Холли выравнивает шары треугольником:
– Мне вот что интересно…
Я вопросительно смотрю на нее, мол, продолжай.
– У атемпоралов есть семьи?
– Мы часто возрождаемся в семьях. Тот, в кого вселяется Пилигрим, обычно окружен родными, вот как Джеко. Мы завязываем и тесные отношения, интимные, вот как Уналак и Инес. Кстати, до двадцатого века для незамужней женщины считалось неприличным путешествовать в одиночку.
– И ты была замужем?
– Пятнадцать раз. Но после тысяча восемьсот семидесятого года в брак не вступала. В общем, свадеб у меня было больше, чем у Генриха Восьмого и Элизабет Тейлор, вместе взятых. Тебе, наверное, интересно, есть ли у атемпоралов дети. – Я небрежным жестом отметаю ее смущение. – Нет. Мы бесплодны. Таковы условия контракта.
– А, ну да. – Холли задумчиво натирает кий мелом. – Наверное, нелегко…
– Нелегко жить, зная, что твои дети состарятся и умрут. Или пока еще не умерли, но не желают пускать в дом психа, который упорно называет себя их возродившимся папой или мамой. Или обнаружить, что ты – отец будущего ребенка твоей праправнучки. Впрочем, нам случается усыновлять или удочерять сирот. На свете немало детей, которым нужен приют. И все же, хотя у меня ни в мужской, ни в женской ипостаси детей не было, мне понятны твои чувства к Ифе, и я разделяю твою готовность броситься в горящий дом ради спасения своего ребенка. И не раз именно так и поступала. Для меня единственное преимущество бесплодия заключалось в том, что в женском воплощении я была избавлена от участи племенной скотины, ведь именно такова была женская доля, с каменного века и до суфражисток. – Я указываю на бильярдный стол. – Ну что, сыграем?

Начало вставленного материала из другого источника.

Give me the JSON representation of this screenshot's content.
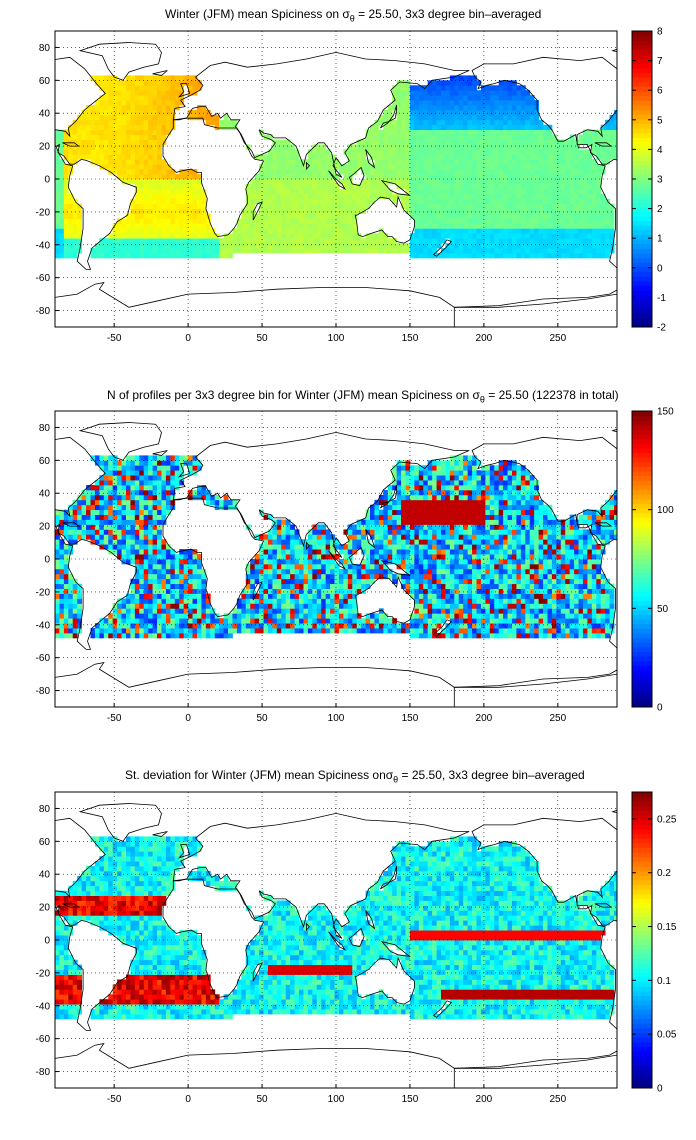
{
  "chart_data": [
    {
      "type": "heatmap",
      "title": {
        "pre": "Winter (JFM) mean Spiciness on ",
        "sigma": "σ",
        "sub": "θ",
        "post": " = 25.50, 3x3 degree bin–averaged"
      },
      "xlim": [
        -90,
        290
      ],
      "ylim": [
        -90,
        90
      ],
      "xticks": [
        -50,
        0,
        50,
        100,
        150,
        200,
        250
      ],
      "yticks": [
        -80,
        -60,
        -40,
        -20,
        0,
        20,
        40,
        60,
        80
      ],
      "grid": true,
      "colorbar": {
        "min": -2,
        "max": 8,
        "ticks": [
          -2,
          -1,
          0,
          1,
          2,
          3,
          4,
          5,
          6,
          7,
          8
        ],
        "colormap": "jet"
      }
    },
    {
      "type": "heatmap",
      "title": {
        "pre": "N of profiles per 3x3 degree bin for Winter (JFM) mean Spiciness on ",
        "sigma": "σ",
        "sub": "θ",
        "post": " = 25.50 (122378 in total)"
      },
      "xlim": [
        -90,
        290
      ],
      "ylim": [
        -90,
        90
      ],
      "xticks": [
        -50,
        0,
        50,
        100,
        150,
        200,
        250
      ],
      "yticks": [
        -80,
        -60,
        -40,
        -20,
        0,
        20,
        40,
        60,
        80
      ],
      "grid": true,
      "colorbar": {
        "min": 0,
        "max": 150,
        "ticks": [
          0,
          50,
          100,
          150
        ],
        "colormap": "jet"
      }
    },
    {
      "type": "heatmap",
      "title": {
        "pre": "St. deviation for Winter (JFM) mean Spiciness on",
        "sigma": "σ",
        "sub": "θ",
        "post": " = 25.50, 3x3 degree bin–averaged"
      },
      "xlim": [
        -90,
        290
      ],
      "ylim": [
        -90,
        90
      ],
      "xticks": [
        -50,
        0,
        50,
        100,
        150,
        200,
        250
      ],
      "yticks": [
        -80,
        -60,
        -40,
        -20,
        0,
        20,
        40,
        60,
        80
      ],
      "grid": true,
      "colorbar": {
        "min": 0,
        "max": 0.275,
        "ticks": [
          0,
          0.05,
          0.1,
          0.15,
          0.2,
          0.25
        ],
        "colormap": "jet"
      }
    }
  ]
}
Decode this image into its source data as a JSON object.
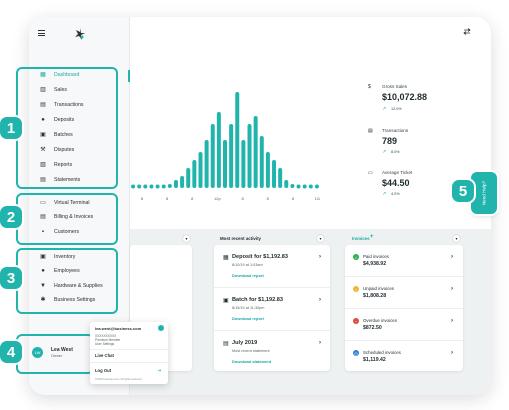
{
  "brand": {
    "accent": "#21b4ad",
    "accent_dark": "#1aa7a2"
  },
  "header": {
    "menu_icon": "hamburger-icon",
    "logo_icon": "brand-logo-icon",
    "sync_icon": "swap-arrows-icon"
  },
  "sidebar": {
    "groups": [
      {
        "badge": "1",
        "items": [
          {
            "label": "Dashboard",
            "icon": "grid-icon",
            "active": true
          },
          {
            "label": "Sales",
            "icon": "bar-chart-icon"
          },
          {
            "label": "Transactions",
            "icon": "transactions-icon"
          },
          {
            "label": "Deposits",
            "icon": "piggy-bank-icon"
          },
          {
            "label": "Batches",
            "icon": "batches-icon"
          },
          {
            "label": "Disputes",
            "icon": "gavel-icon"
          },
          {
            "label": "Reports",
            "icon": "report-icon"
          },
          {
            "label": "Statements",
            "icon": "document-icon"
          }
        ]
      },
      {
        "badge": "2",
        "items": [
          {
            "label": "Virtual Terminal",
            "icon": "terminal-icon"
          },
          {
            "label": "Billing & Invoices",
            "icon": "invoice-icon"
          },
          {
            "label": "Customers",
            "icon": "customers-icon"
          }
        ]
      },
      {
        "badge": "3",
        "items": [
          {
            "label": "Inventory",
            "icon": "inventory-icon"
          },
          {
            "label": "Employees",
            "icon": "employees-icon"
          },
          {
            "label": "Hardware & Supplies",
            "icon": "cart-icon"
          },
          {
            "label": "Business Settings",
            "icon": "settings-icon"
          }
        ]
      }
    ],
    "user": {
      "badge": "4",
      "initials": "LW",
      "name": "Lea West",
      "role": "Owner"
    }
  },
  "chart_data": {
    "type": "bar",
    "ticks": [
      "8",
      "8",
      "8",
      "12p",
      "8",
      "8",
      "8",
      "12a"
    ],
    "series": [
      {
        "values": [
          0,
          0,
          0,
          0,
          0,
          0,
          1,
          2,
          3,
          5,
          7,
          9,
          12,
          16,
          19,
          12,
          16,
          24,
          12,
          16,
          18,
          13,
          9,
          7,
          5,
          2,
          1,
          0,
          0,
          0,
          0
        ]
      }
    ],
    "ylim": [
      0,
      25
    ],
    "grid": false
  },
  "stats": [
    {
      "label": "Gross Sales",
      "value": "$10,072.88",
      "delta": "12.0%",
      "icon": "dollar-icon"
    },
    {
      "label": "Transactions",
      "value": "789",
      "delta": "8.0%",
      "icon": "transactions-icon"
    },
    {
      "label": "Average Ticket",
      "value": "$44.50",
      "delta": "4.0%",
      "icon": "ticket-icon"
    }
  ],
  "help": {
    "badge": "5",
    "label": "Need Help?"
  },
  "activity": {
    "title": "Most recent activity",
    "items": [
      {
        "title": "Deposit for $1,192.83",
        "sub": "8/10/19 at 1:03am",
        "link": "Download report",
        "icon": "deposit-icon"
      },
      {
        "title": "Batch for $1,192.83",
        "sub": "8/15/19 at 11:30pm",
        "link": "Download report",
        "icon": "batch-icon"
      },
      {
        "title": "July 2019",
        "sub": "Most recent statement",
        "link": "Download statement",
        "icon": "statement-icon"
      }
    ]
  },
  "invoices": {
    "title": "Invoices",
    "plus": "+",
    "items": [
      {
        "label": "Paid invoices",
        "value": "$4,938.92",
        "color": "#2fb24c"
      },
      {
        "label": "Unpaid invoices",
        "value": "$1,808.28",
        "color": "#f2b531"
      },
      {
        "label": "Overdue invoices",
        "value": "$872.50",
        "color": "#e24a3b"
      },
      {
        "label": "Scheduled invoices",
        "value": "$1,119.42",
        "color": "#2f7fd8"
      }
    ]
  },
  "popup": {
    "email": "lea.west@business.com",
    "lines": [
      "XXXXXXXXXX",
      "Premium Member",
      "User Settings"
    ],
    "live_chat": "Live Chat",
    "logout": "Log Out",
    "footer": "©2019 business.com. All rights reserved."
  }
}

– Конечно. Эд всегда укорял меня за излишнее любопытство, – представляешь, каково было слышать такое от пронырливого репортера? – Холли вытаскивает из сумочки монету. – Орел или решка?
– Орел.
Она подбрасывает монетку.
– Решка. Было время, когда я знала это заранее.
Она прицеливается и ударяет по битку. Шар задевает пирамиду, отскакивает от нижнего борта и снова катится в дом.
– Ну, это явно не потому, что новичкам везет, – замечаю я.